Following from this:

Quote Originally Posted by Eye of the Potato View Post
One example of this is that two of my best friends are ENTj and ISFp. They've known each other since they were 12. They still hang around together. They lived around the corner from each each other and when one moved house last year, the other followed. They now live right across the road from each other. They are conflictors, so I was baffled as to why they wanted to spend so much time together. I thought Socionics must be wrong. Or else they are wrong. Or I must have typed them wrong. Something wasn't adding up.

Over the past number of months however, I have noticed that their conversations bore me to fucking death. It's all "I bought a lovely top in town on wednesday" this and "I must pay my rent" that. It's like neither of them can express who they really are. So they fall back on safe and BORING topics of conversation, like how the cost of turnips has gone up and what a nice tea towel the other one has. Often, myself and the ISFp would call around to see the ENTj, we'd leave and go back over to the ISFp's house and there is a marked difference in the quality of conversations we have. She starts getting excited about some new plant she bought, and we talk about politics and discoveries we have made that we want to share with each other. It makes me think, maybe there is something to this Socionics business after all.
I think it would be nice to here other people gauge and explain the sense of fulfillment they get from different types.
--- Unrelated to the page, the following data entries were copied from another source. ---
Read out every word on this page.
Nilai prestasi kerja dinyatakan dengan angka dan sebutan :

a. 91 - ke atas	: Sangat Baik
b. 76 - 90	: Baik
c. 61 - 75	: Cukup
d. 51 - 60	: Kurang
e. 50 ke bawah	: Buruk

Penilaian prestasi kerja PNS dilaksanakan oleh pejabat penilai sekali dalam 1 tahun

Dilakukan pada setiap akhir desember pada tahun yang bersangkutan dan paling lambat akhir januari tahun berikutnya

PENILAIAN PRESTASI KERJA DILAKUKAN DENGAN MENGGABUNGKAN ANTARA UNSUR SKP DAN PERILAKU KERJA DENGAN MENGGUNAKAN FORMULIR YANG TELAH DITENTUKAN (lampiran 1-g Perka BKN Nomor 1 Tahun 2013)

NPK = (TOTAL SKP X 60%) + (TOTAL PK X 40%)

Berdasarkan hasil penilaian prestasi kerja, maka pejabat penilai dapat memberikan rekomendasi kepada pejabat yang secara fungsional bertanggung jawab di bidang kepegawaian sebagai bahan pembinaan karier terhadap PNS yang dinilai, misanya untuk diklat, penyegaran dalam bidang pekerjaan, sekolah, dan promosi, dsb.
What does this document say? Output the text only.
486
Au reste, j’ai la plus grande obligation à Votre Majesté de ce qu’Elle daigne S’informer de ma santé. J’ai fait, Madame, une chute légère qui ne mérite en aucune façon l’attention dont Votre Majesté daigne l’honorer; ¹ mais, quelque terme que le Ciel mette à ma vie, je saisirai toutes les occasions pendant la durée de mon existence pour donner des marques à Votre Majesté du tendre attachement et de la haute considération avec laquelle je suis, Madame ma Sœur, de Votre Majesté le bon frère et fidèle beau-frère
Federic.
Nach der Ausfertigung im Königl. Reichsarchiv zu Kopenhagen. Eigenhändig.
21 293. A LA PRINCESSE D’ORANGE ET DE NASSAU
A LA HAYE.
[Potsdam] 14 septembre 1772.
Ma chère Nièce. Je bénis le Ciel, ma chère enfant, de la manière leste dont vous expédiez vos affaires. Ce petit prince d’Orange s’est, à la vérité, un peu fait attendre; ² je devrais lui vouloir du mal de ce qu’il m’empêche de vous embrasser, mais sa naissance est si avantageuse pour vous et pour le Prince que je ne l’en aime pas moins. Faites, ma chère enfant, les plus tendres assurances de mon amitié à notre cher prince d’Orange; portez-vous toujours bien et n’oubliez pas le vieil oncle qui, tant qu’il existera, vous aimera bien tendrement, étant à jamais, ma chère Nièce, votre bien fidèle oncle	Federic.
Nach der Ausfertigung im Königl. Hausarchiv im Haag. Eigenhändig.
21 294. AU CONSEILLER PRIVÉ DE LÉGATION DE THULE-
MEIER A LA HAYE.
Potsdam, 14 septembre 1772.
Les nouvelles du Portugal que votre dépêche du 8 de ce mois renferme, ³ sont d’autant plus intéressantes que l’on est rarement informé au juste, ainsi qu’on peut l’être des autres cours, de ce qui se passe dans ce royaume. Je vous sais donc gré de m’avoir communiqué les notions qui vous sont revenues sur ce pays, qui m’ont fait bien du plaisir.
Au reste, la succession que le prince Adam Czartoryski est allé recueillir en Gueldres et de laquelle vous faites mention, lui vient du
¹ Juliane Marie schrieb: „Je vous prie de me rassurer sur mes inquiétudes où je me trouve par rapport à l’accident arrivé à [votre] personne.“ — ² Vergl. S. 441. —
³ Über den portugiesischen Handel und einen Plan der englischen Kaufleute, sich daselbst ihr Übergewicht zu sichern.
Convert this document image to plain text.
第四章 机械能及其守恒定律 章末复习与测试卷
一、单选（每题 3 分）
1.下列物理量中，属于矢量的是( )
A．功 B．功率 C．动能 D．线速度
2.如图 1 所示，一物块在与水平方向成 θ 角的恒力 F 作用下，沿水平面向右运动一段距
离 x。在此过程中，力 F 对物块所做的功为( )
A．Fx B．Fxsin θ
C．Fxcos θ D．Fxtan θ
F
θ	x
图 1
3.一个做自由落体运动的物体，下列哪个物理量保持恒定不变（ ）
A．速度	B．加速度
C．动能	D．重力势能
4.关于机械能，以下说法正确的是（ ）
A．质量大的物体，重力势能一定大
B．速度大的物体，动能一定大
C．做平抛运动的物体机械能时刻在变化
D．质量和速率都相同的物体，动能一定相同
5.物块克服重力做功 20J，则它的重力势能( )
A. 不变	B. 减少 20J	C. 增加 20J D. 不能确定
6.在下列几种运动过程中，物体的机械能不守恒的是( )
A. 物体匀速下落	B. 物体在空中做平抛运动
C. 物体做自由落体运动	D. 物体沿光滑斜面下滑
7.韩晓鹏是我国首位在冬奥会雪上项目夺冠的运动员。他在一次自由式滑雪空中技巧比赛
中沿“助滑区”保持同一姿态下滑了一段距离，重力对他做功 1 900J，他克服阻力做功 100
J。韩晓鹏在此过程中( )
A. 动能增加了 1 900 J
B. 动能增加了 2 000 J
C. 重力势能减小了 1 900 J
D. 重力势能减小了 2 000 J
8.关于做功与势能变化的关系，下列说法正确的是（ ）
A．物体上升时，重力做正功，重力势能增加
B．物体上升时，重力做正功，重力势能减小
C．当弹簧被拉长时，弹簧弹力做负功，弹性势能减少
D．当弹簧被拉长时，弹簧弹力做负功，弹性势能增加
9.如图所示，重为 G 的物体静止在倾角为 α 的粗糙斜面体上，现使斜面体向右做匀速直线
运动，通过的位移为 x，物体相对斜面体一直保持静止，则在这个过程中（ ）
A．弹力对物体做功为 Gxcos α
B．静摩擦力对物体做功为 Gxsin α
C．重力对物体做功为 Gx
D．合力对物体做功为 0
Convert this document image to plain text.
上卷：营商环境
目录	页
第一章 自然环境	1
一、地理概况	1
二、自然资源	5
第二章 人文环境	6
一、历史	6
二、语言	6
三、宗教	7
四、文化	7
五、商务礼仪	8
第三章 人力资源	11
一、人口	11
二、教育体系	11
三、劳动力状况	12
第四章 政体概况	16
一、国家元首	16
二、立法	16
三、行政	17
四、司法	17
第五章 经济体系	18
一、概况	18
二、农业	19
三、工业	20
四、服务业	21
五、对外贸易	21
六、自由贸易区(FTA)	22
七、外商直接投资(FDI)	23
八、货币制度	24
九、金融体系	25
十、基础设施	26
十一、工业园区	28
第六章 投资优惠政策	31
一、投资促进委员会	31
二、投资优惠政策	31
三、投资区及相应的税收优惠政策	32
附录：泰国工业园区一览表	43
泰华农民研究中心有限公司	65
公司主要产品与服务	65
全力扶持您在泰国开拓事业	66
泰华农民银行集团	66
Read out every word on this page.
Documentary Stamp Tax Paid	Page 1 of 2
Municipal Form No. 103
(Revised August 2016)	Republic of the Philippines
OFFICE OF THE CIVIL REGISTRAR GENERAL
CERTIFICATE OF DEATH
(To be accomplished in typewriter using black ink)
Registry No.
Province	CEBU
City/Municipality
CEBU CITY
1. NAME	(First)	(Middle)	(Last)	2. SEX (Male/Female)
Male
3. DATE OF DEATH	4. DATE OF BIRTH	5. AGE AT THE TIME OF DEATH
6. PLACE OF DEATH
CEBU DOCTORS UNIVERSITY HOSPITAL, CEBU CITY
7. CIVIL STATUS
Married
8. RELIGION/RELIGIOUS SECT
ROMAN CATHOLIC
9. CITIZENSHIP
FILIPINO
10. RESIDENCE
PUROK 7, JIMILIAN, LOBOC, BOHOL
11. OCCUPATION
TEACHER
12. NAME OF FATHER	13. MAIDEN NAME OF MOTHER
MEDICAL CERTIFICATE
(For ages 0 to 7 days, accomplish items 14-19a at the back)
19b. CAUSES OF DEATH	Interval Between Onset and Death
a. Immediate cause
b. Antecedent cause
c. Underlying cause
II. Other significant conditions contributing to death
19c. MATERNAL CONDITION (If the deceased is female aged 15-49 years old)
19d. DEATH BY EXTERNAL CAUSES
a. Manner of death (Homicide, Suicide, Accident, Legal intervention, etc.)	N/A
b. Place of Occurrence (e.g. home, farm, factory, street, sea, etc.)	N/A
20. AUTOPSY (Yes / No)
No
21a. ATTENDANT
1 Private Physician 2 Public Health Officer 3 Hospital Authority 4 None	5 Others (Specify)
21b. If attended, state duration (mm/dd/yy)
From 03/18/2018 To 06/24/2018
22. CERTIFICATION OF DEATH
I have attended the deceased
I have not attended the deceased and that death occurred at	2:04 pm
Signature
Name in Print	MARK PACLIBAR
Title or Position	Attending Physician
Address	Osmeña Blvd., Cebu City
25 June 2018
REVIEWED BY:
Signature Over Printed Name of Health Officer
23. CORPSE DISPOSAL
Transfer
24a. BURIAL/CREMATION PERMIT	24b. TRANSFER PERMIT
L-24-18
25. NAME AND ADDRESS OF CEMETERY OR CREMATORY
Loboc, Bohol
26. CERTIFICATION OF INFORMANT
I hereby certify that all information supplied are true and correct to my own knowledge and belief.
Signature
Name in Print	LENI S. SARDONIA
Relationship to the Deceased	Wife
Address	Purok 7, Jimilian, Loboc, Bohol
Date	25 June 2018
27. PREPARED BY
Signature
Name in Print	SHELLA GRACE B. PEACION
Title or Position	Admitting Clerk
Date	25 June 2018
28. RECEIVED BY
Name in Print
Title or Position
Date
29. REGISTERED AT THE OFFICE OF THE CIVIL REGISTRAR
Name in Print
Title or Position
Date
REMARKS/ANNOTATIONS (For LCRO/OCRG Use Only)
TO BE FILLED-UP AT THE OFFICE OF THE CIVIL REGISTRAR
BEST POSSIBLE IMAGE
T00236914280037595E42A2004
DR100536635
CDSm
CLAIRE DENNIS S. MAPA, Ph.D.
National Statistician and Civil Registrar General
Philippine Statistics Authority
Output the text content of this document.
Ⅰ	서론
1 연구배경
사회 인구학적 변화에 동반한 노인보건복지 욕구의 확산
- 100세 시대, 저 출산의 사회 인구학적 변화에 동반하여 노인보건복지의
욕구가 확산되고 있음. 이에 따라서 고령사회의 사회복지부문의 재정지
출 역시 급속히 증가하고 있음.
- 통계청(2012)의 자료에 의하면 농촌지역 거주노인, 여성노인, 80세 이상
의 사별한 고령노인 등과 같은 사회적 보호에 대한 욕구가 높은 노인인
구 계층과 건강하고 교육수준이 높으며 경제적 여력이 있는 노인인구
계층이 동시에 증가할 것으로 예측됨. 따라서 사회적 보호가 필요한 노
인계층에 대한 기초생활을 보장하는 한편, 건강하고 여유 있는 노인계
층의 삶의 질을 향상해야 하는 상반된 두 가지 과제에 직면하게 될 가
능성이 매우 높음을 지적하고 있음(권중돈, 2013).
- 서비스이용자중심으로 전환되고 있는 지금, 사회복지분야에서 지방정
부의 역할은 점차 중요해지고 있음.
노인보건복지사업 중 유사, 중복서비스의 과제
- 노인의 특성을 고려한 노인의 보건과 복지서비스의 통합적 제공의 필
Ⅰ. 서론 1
(Forgive my using of the functions, but I use them very broadly. And this is what I've experienced about these types without having a type in mind, although I am inclined to ILI, LII, or EII, I'll decide eventually)
For instance, I know an SEI and although we do get along pretty well, there is a huge disconnect in terms of how we socially fulfill one another. She very easily thinks that I'm being mean to her at times when I'm trying to solve a problem or get more information about a problem. For instance, when her cat had a bad allergic reaction she worried over whether the cat would be alright since the vet didn't know what was wrong. So I was concerned about finding out what was wrong with the cat and what could be done about it and I asked her about what the vet had done and was gauging whether the vet sounded competent. In pursuing her for more information, I was pointing out what didn't make sense about what the vet was doing and making her look stupid (in her eyes) for choosing the vet. So she got mad, thinking I was trying to make her look stupid. Once I explained I was trying to help her from having to worry, she was okay and then told me the key information I was seeking that showed the vet was competent. From her perspective, I realized that she didn't want to reason facts unless there was an ethical motivation to do so. And I didn't want to talk about ethical motivations unless the reasoning of the facts showed me it was important, heh.

With an SLI, I noticed that we seem to enjoy reasoning the facts of a problem. We each have a thought out idea of a problem and might have a solution, but are more than willing to hear each other out and consider new conclusions, as long the new conclusions don't contradict anything; otherwise we tend to discuss without making conclusive assertions on anything. That's pretty much it. We don't ever argue, although we may disagree endearingly when in competition. One thing that always seemed different about him though is that he is much more inclined to have strong ethical convictions, which I like, but feel I can't agree with because they may not be practical to the way the world is; if I voice that it will make him depressed, so I just voice that I agree with the idea (as a virtue). For instance, if we talk about politics, he will find immediate contradictions that other people make and I'll point out why I think those contradictions happen, while explaining how I think those contradictions could be solved if I've thought a lot about the problem before.

With an SLE, I noticed I have to be a bit more careful when we discuss things. With him, if I point out the fact of an argument someone has made or makes in an effort to have him consider all positions of a problem, he will immediately decide to refute or agree with what facts I'm expressing by giving some rationale of why or why not, and he will assume the facts I'm sharing are immediately a position I'm arguing for. It kind of sucks because I have to be extra careful about what I say, but on the other hand, if we don't over pressure one another, we tend to end up with the same conclusions and solutions, usually of an Ni nature. I've learned Ni is the best way to leverage Te on him without him deciding to refute or agree with me. For instance, we talked about the US military, and I argued that the best decision the US could make is to pull out of more countries and not engage in conflict as much. He wasn't sure if he agreed or disagreed, so he asked me why (I assume this is relating to Ni since I started the argument intentionally that way). I told him it was because we shouldn't be fighting someone else's battles/wars; because then we aren't motivated to fight them and that we should help other countries (of our choosing, hopefully to create more good) fight their own wars. Then we can just use our military force as a deterrent and let the people of the world make their own internal decisions (this makes the US look better too). He thought it was interesting without passing judgement on it. In another example, we were watching Bill O'reilly and he agreed with Bill on an issue and I was trying to explain the other person's situation in an effort to deduce what might be a more appropriate solution. He assumed that I was then disagreeing with Bill and I had to be clear that I didn't disagree or agree with either person until sufficient reason suggested one to be more appropriate; he then explained enough to convince me that Bill was right and I agreed, satisfied. But I have to be careful and that puts a little bit of strain on social fulfillment.

I'm done for now. I'd rather read what other people say anyway. This was to hopefully get the idea across.